Constantly shifting market conditions
Every day seems to bring a new development for the global economy and CEOs have to keep on top of it. Optimism about business growth remains high, with 82% of CEOs confident about their revenue prospects. But this number has fallen by 6% from 2018, with tougher market conditions giving confidence a battering.
It’s hard to ignore the Brexit in the room, of course, which won’t just impact UK businesses. Uncertainty over what’s happening has affected future-planning for many organisations. Some, such as EasyJet, Dyson and Panasonic have relocated their head offices from the UK. Plus, many business leaders across a range of industries have called on the UK Government for a clear plan and certainty over where the country is headed.
This includes the director general of the International Air Transport Association (IATA) Alexandre de Juniac. The airline industry has been particularly hit by the Brexit uncertainty, as flight schedules are planned almost a year ahead. As de Juniac points out, “...with two months left until Britain leaves the EU, airlines still do not know exactly what kind of Brexit they should be planning for."
Over the pond, the U.S.-Chinese trade war is affecting businesses operating across America and APAC. Casualties of the increased tensions have included the automotive, technology, consumer goods and agriculture sectors. High good prices (such as steel and aluminium) have pushed up costs for many businesses, whilst some companies like Apple risk being used as bargaining chips.
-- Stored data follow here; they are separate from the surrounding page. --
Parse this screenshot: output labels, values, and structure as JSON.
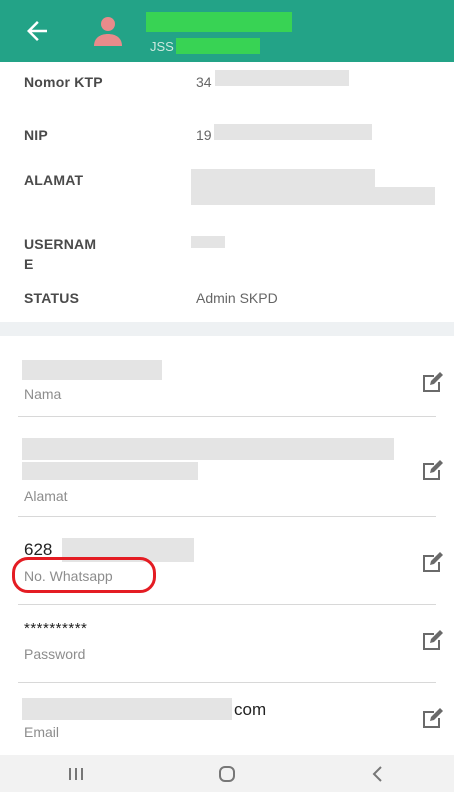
{
  "header": {
    "subtitle_prefix": "JSS",
    "colors": {
      "bar": "#23a387",
      "redaction": "#38d354"
    },
    "icons": [
      "back-arrow-icon",
      "user-avatar-icon"
    ]
  },
  "profile_info": [
    {
      "label": "Nomor KTP",
      "value": "34"
    },
    {
      "label": "NIP",
      "value": "19"
    },
    {
      "label": "ALAMAT",
      "value": ""
    },
    {
      "label": "USERNAM\nE",
      "value": ""
    },
    {
      "label": "STATUS",
      "value": "Admin SKPD"
    }
  ],
  "editable_fields": [
    {
      "label": "Nama",
      "value": ""
    },
    {
      "label": "Alamat",
      "value": ""
    },
    {
      "label": "No. Whatsapp",
      "value": "628"
    },
    {
      "label": "Password",
      "value": "**********"
    },
    {
      "label": "Email",
      "value": "com"
    }
  ],
  "edit_icon": "edit-pencil-icon",
  "highlight_color": "#e41c23",
  "system_nav": [
    "recent-apps-icon",
    "home-icon",
    "back-icon"
  ]
}
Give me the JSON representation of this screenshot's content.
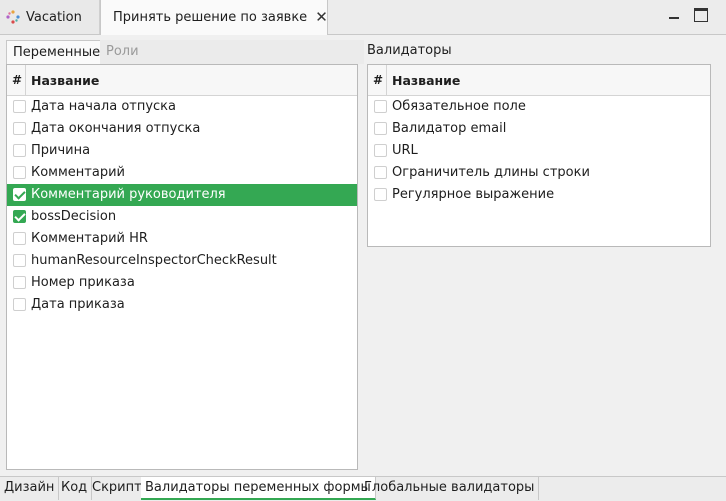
{
  "editor_tabs": [
    {
      "label": "Vacation",
      "icon": "process-icon"
    },
    {
      "label": "Принять решение по заявке",
      "icon": "form-window-icon"
    }
  ],
  "window_controls": {
    "minimize": "minimize-icon",
    "maximize": "maximize-icon"
  },
  "left": {
    "tabs": [
      "Переменные",
      "Роли"
    ],
    "columns": {
      "hash": "#",
      "name": "Название"
    },
    "rows": [
      {
        "label": "Дата начала отпуска",
        "checked": false,
        "selected": false
      },
      {
        "label": "Дата окончания отпуска",
        "checked": false,
        "selected": false
      },
      {
        "label": "Причина",
        "checked": false,
        "selected": false
      },
      {
        "label": "Комментарий",
        "checked": false,
        "selected": false
      },
      {
        "label": "Комментарий руководителя",
        "checked": true,
        "selected": true
      },
      {
        "label": "bossDecision",
        "checked": true,
        "selected": false
      },
      {
        "label": "Комментарий HR",
        "checked": false,
        "selected": false
      },
      {
        "label": "humanResourceInspectorCheckResult",
        "checked": false,
        "selected": false
      },
      {
        "label": "Номер приказа",
        "checked": false,
        "selected": false
      },
      {
        "label": "Дата приказа",
        "checked": false,
        "selected": false
      }
    ]
  },
  "right": {
    "title": "Валидаторы",
    "columns": {
      "hash": "#",
      "name": "Название"
    },
    "rows": [
      {
        "label": "Обязательное поле",
        "checked": false
      },
      {
        "label": "Валидатор email",
        "checked": false
      },
      {
        "label": "URL",
        "checked": false
      },
      {
        "label": "Ограничитель длины строки",
        "checked": false
      },
      {
        "label": "Регулярное выражение",
        "checked": false
      }
    ]
  },
  "bottom_tabs": [
    {
      "label": "Дизайн",
      "active": false
    },
    {
      "label": "Код",
      "active": false
    },
    {
      "label": "Скрипт",
      "active": false
    },
    {
      "label": "Валидаторы переменных формы",
      "active": true
    },
    {
      "label": "Глобальные валидаторы",
      "active": false
    }
  ],
  "colors": {
    "accent": "#34a853",
    "background": "#f0f0f0",
    "panel": "#ffffff"
  }
}
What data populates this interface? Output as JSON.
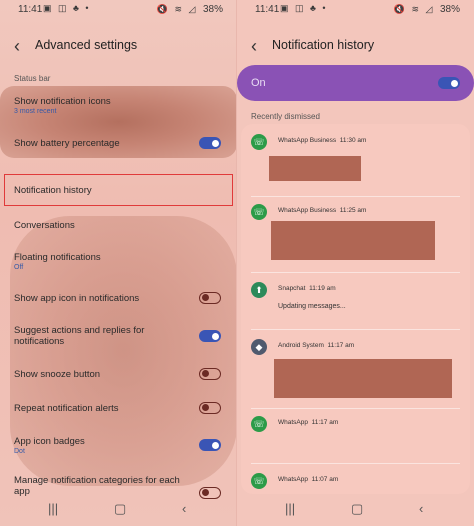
{
  "left": {
    "status": {
      "time": "11:41",
      "noti_icons": "▣ ◫ ♣ •",
      "sys_icons": "🔇 ≋ ◿",
      "battery": "38%"
    },
    "header": {
      "title": "Advanced settings"
    },
    "section_status_bar": "Status bar",
    "items": [
      {
        "label": "Show notification icons",
        "sub": "3 most recent"
      },
      {
        "label": "Show battery percentage",
        "toggle": "on"
      },
      {
        "label": "Notification history"
      },
      {
        "label": "Conversations"
      },
      {
        "label": "Floating notifications",
        "sub": "Off"
      },
      {
        "label": "Show app icon in notifications",
        "toggle": "off"
      },
      {
        "label": "Suggest actions and replies for notifications",
        "toggle": "on"
      },
      {
        "label": "Show snooze button",
        "toggle": "off"
      },
      {
        "label": "Repeat notification alerts",
        "toggle": "off"
      },
      {
        "label": "App icon badges",
        "sub": "Dot",
        "toggle": "on"
      },
      {
        "label": "Manage notification categories for each app",
        "toggle": "off"
      }
    ]
  },
  "right": {
    "status": {
      "time": "11:41",
      "noti_icons": "▣ ◫ ♣ •",
      "sys_icons": "🔇 ≋ ◿",
      "battery": "38%"
    },
    "header": {
      "title": "Notification history"
    },
    "master": {
      "label": "On",
      "toggle": "on"
    },
    "dismissed_label": "Recently dismissed",
    "notifications": [
      {
        "app": "WhatsApp Business",
        "time": "11:30 am",
        "icon": "whatsapp"
      },
      {
        "app": "WhatsApp Business",
        "time": "11:25 am",
        "icon": "whatsapp"
      },
      {
        "app": "Snapchat",
        "time": "11:19 am",
        "icon": "snapchat",
        "message": "Updating messages..."
      },
      {
        "app": "Android System",
        "time": "11:17 am",
        "icon": "android"
      },
      {
        "app": "WhatsApp",
        "time": "11:17 am",
        "icon": "whatsapp"
      },
      {
        "app": "WhatsApp",
        "time": "11:07 am",
        "icon": "whatsapp"
      }
    ]
  },
  "nav": {
    "recents": "|||",
    "home": "▢",
    "back": "‹"
  },
  "colors": {
    "accent_purple": "#8a52b5",
    "toggle_on": "#3a55b5",
    "highlight": "#e03a3a",
    "whatsapp": "#2c9b48"
  }
}
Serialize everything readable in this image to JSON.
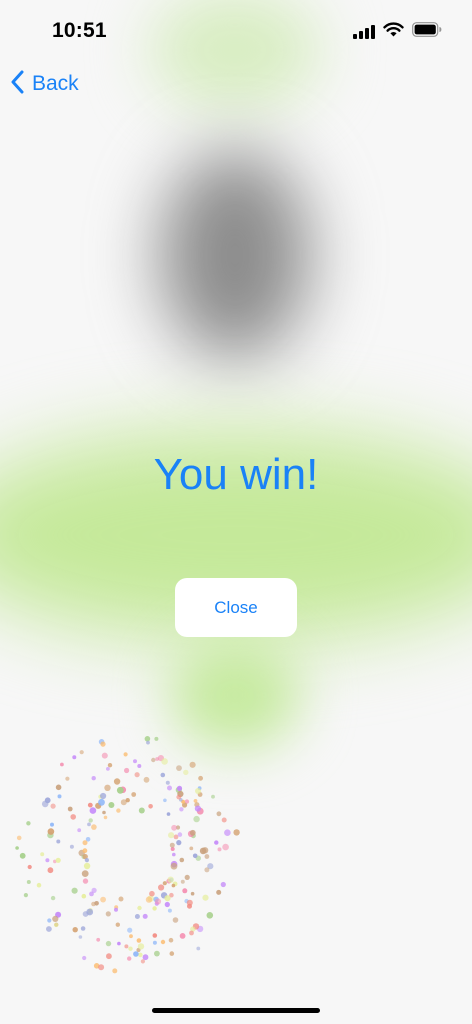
{
  "status_bar": {
    "time": "10:51",
    "icons": [
      "cellular-signal-icon",
      "wifi-icon",
      "battery-icon"
    ]
  },
  "nav": {
    "back_label": "Back",
    "back_icon": "chevron-left-icon"
  },
  "main": {
    "title": "You win!",
    "close_label": "Close"
  },
  "colors": {
    "accent": "#1a82f7",
    "background": "#f7f7f7",
    "green_glow": "#c5e99a",
    "gray_glow": "#8c8c8c"
  }
}
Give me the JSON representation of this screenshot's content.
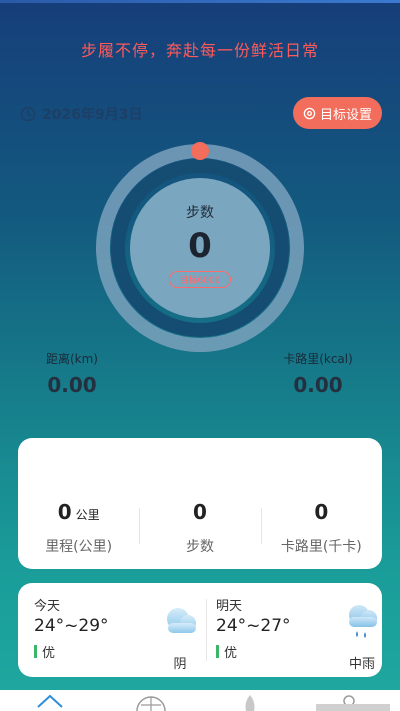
{
  "header": {
    "slogan": "步履不停，奔赴每一份鲜活日常",
    "date": "2026年9月3日",
    "goal_button": "目标设置"
  },
  "steps": {
    "label": "步数",
    "value": "0",
    "target": "目标6000"
  },
  "distance": {
    "label": "距离(km)",
    "value": "0.00"
  },
  "calories": {
    "label": "卡路里(kcal)",
    "value": "0.00"
  },
  "summary": {
    "mileage": {
      "value": "0",
      "unit": "公里",
      "label": "里程(公里)"
    },
    "steps": {
      "value": "0",
      "label": "步数"
    },
    "calories": {
      "value": "0",
      "label": "卡路里(千卡)"
    }
  },
  "weather": {
    "today": {
      "day": "今天",
      "temp": "24°~29°",
      "aqi": "优",
      "condition": "阴",
      "icon": "cloudy-icon"
    },
    "tomorrow": {
      "day": "明天",
      "temp": "24°~27°",
      "aqi": "优",
      "condition": "中雨",
      "icon": "rain-icon"
    }
  },
  "tabs": [
    "home-icon",
    "globe-icon",
    "flame-icon",
    "profile-icon"
  ],
  "colors": {
    "accent": "#f26d5b",
    "slogan": "#ff5a5a",
    "aqi_good": "#3cb56a",
    "progress_dot": "#f26d5b"
  }
}
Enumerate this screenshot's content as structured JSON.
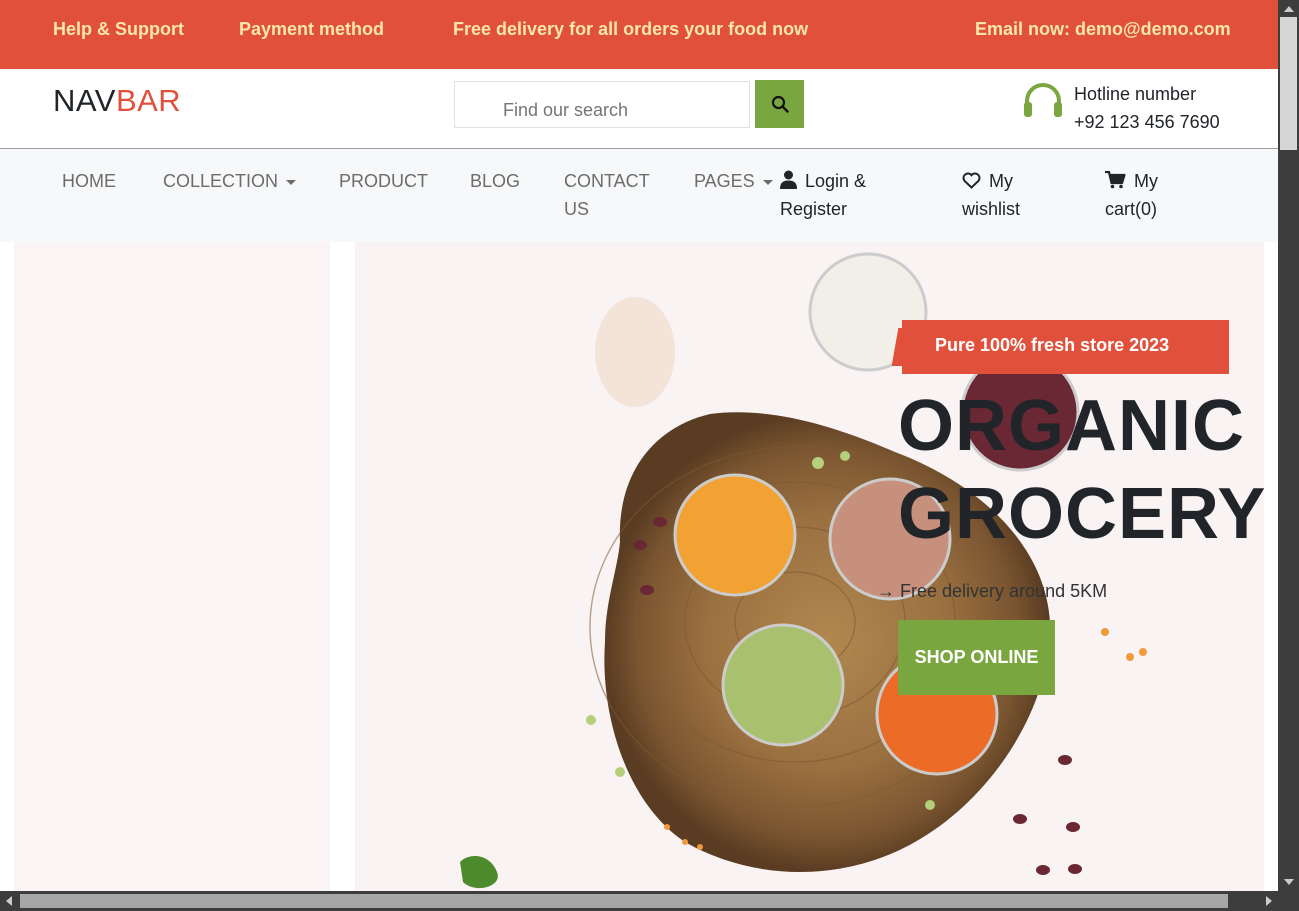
{
  "topbar": {
    "help": "Help & Support",
    "payment": "Payment method",
    "delivery": "Free delivery for all orders your food now",
    "email": "Email now: demo@demo.com"
  },
  "header": {
    "logo_main": "NAV",
    "logo_accent": "BAR",
    "search_placeholder": "Find our search",
    "hotline_label": "Hotline number",
    "hotline_number": "+92 123 456 7690",
    "icons": {
      "search": "search-icon",
      "hotline": "headset-icon"
    }
  },
  "nav": {
    "home": "HOME",
    "collection": "COLLECTION",
    "product": "PRODUCT",
    "blog": "BLOG",
    "contact_1": "CONTACT",
    "contact_2": "US",
    "pages": "PAGES",
    "login_1": "Login &",
    "login_2": "Register",
    "wishlist_1": "My",
    "wishlist_2": "wishlist",
    "cart_1": "My",
    "cart_2": "cart(0)"
  },
  "hero": {
    "badge": "Pure 100% fresh store 2023",
    "title_line1": "ORGANIC",
    "title_line2": "GROCERY",
    "subtitle": "Free delivery around 5KM",
    "cta": "SHOP ONLINE"
  },
  "colors": {
    "accent_red": "#e0503b",
    "accent_green": "#7aa640",
    "topbar_text": "#fde7a8"
  }
}
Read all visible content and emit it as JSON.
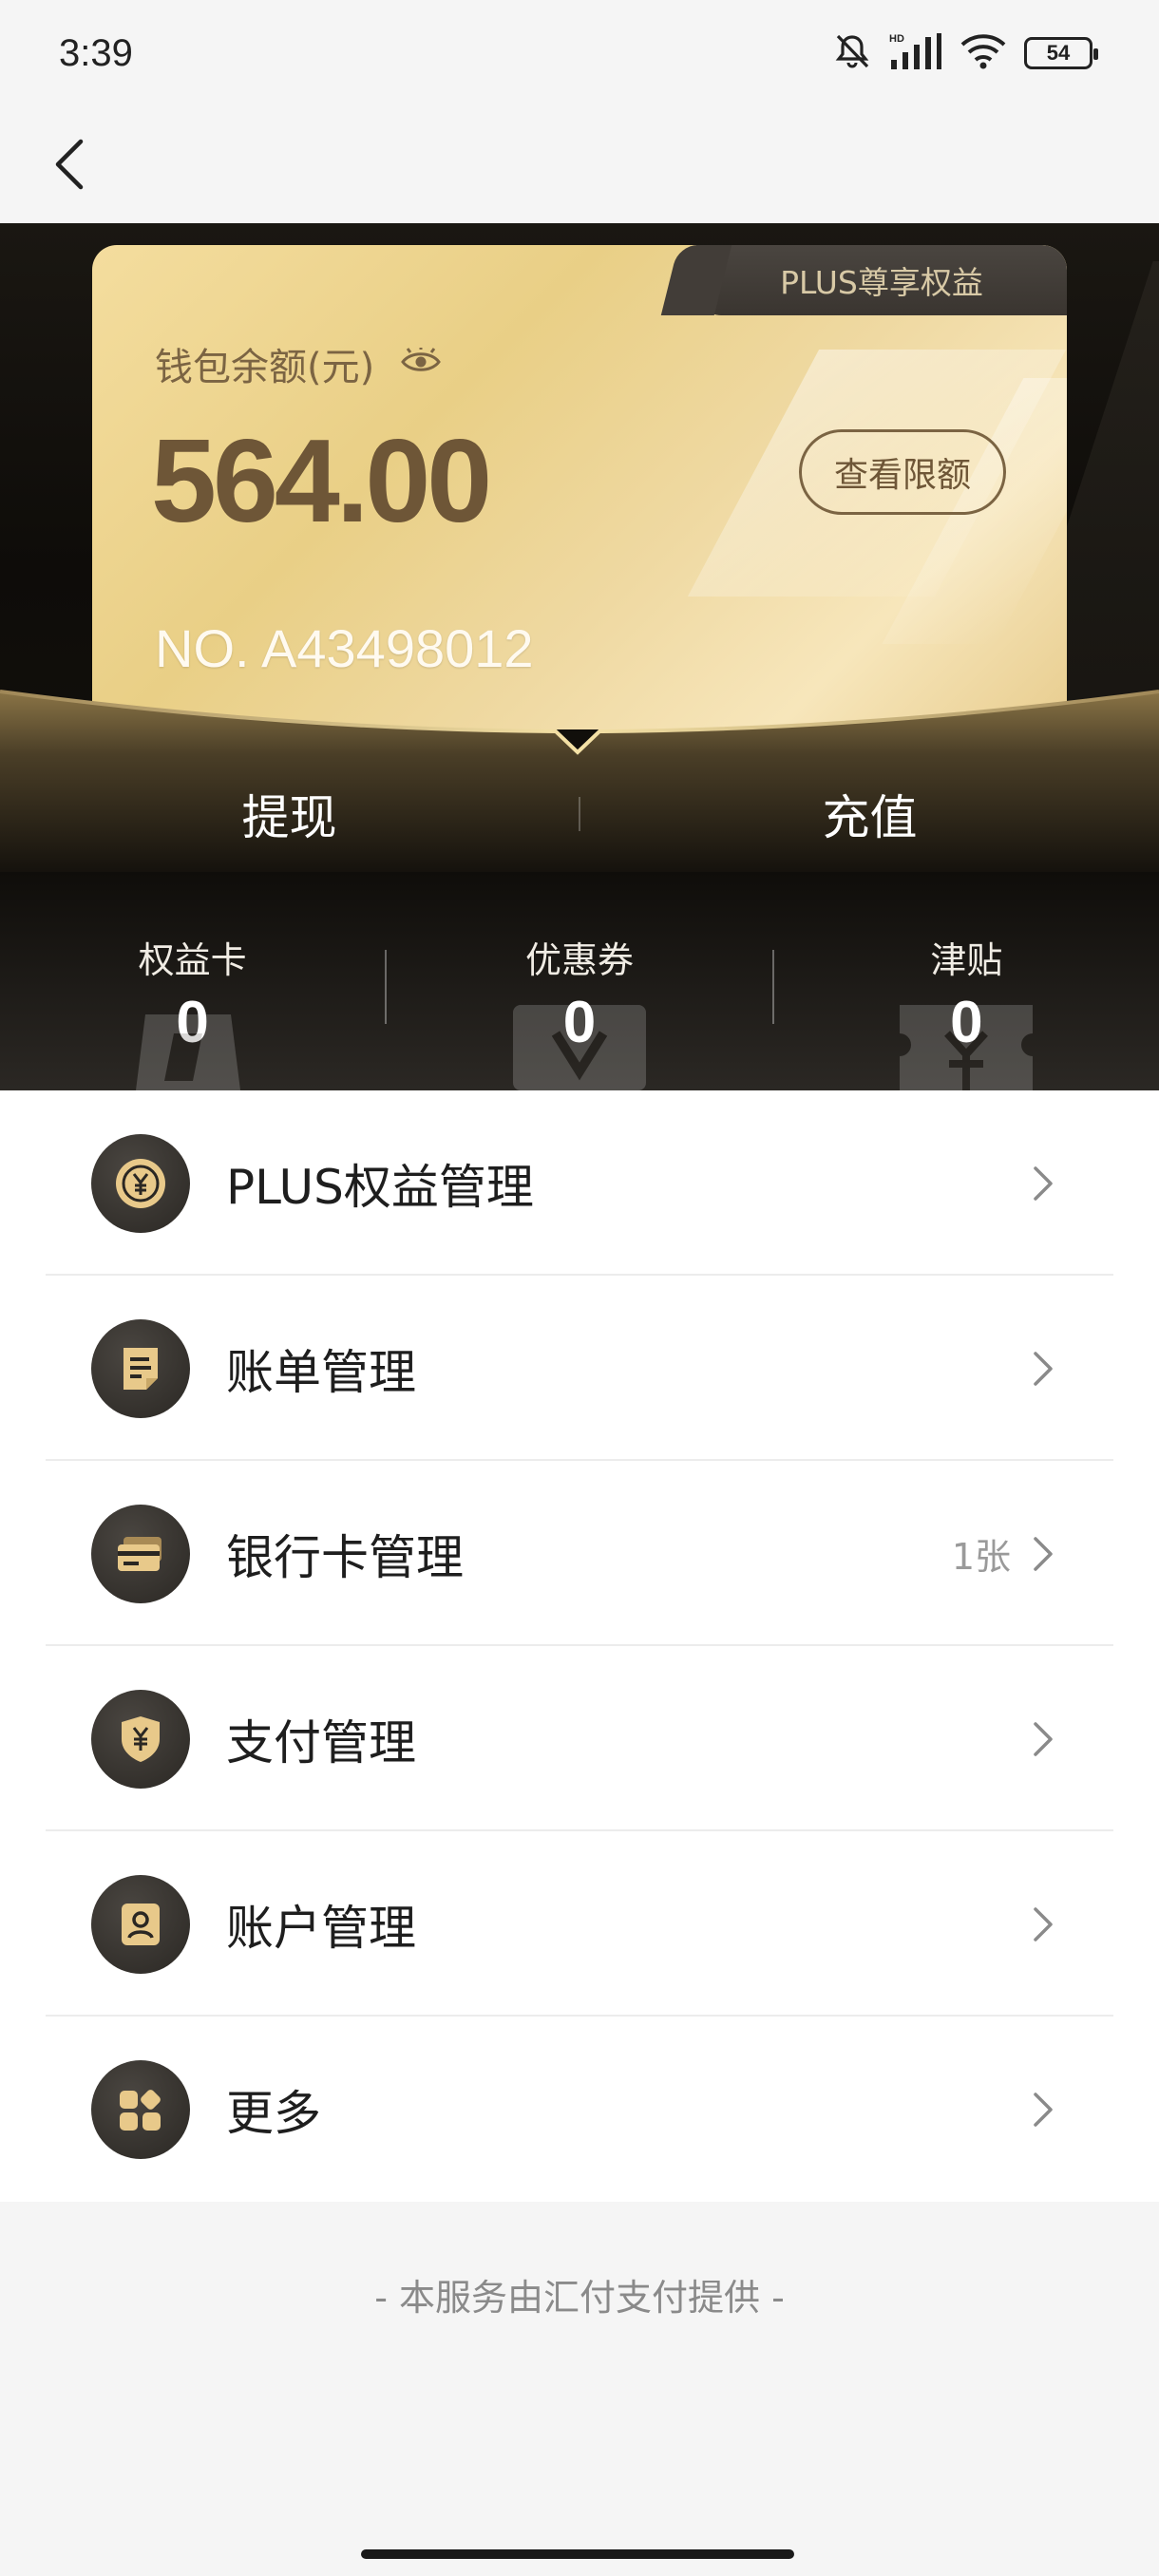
{
  "status_bar": {
    "time": "3:39",
    "battery": "54",
    "network": "HD"
  },
  "wallet": {
    "badge": "PLUS尊享权益",
    "balance_label": "钱包余额(元)",
    "balance": "564.00",
    "limit_button": "查看限额",
    "card_no": "NO. A43498012"
  },
  "actions": {
    "withdraw": "提现",
    "recharge": "充值"
  },
  "stats": [
    {
      "label": "权益卡",
      "value": "0"
    },
    {
      "label": "优惠券",
      "value": "0"
    },
    {
      "label": "津贴",
      "value": "0"
    }
  ],
  "menu": [
    {
      "label": "PLUS权益管理",
      "icon": "plus-coin-icon",
      "extra": ""
    },
    {
      "label": "账单管理",
      "icon": "bill-icon",
      "extra": ""
    },
    {
      "label": "银行卡管理",
      "icon": "bank-card-icon",
      "extra": "1张"
    },
    {
      "label": "支付管理",
      "icon": "payment-shield-icon",
      "extra": ""
    },
    {
      "label": "账户管理",
      "icon": "account-icon",
      "extra": ""
    },
    {
      "label": "更多",
      "icon": "more-grid-icon",
      "extra": ""
    }
  ],
  "footer": "- 本服务由汇付支付提供 -",
  "colors": {
    "gold": "#e9cf86",
    "dark": "#1a1712",
    "icon_gold": "#e8c98a"
  }
}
This is reflected in PwC’s survey, which highlighted a general theme of hunkering down and sticking to established borders. CEOs are more uncertain about investing in foreign markets and expressed concerns over trade conflicts, overregulation and policy uncertainty.
Lack of control over regulation
Indeed, 80% of CEOs have some kind of concern about regulations. They have little control or influence over regulation and new legislation can directly impact the bottom-line. Whether that’s through increased costs, lost business or reallocating resources.
GDPR, for example, is estimated to have cost FTSE 350 companies [over $1 billion] (https://www.consultancy.uk/news/17226/gdpr-preparation-has-cost-ftse-350-businesses-around-11-billion) to prepare. A sum that is pocket change compared to the potential fines that firms face when infringing the Regulation.
Changing consumer expectations
If that wasn’t enough, CEOs have added pressure from changing public and shareholder expectations. People want their organisations (both as customers and employees) to take a stand on wider social issues, for example. There is added scrutiny on the ethical and sustainable practices of organisations and their leaders.
Purpose-driven organisations are finding themselves in the limelight. Gillette’s recent ‘toxic masculinity’ commercial is one such example of this, although it divided opinion. Therein lies a potential problem for purpose-driven CEOs. There is a lot of scope for leaders to champion causes that they feel passionate about, but it also opens them up to more criticism if their views are particularly polarising. There’s a thin line to tread between inspirational and incendiary.
A much bigger job than before
For those who take up the mantle of CEO, it’s a much harder job now than in decades before. Modern CEOs are much more than business figureheads. Their diverse concerns reflect the new job description of the CEO. They have to oversee their organisation’s financial and market performance, navigate political and legislative changes, experiment with emerging technology and become a social and sustainable champion. There is a lot to keep on top of… so it’s not surprising if some find themselves counting sheep at the end of the day.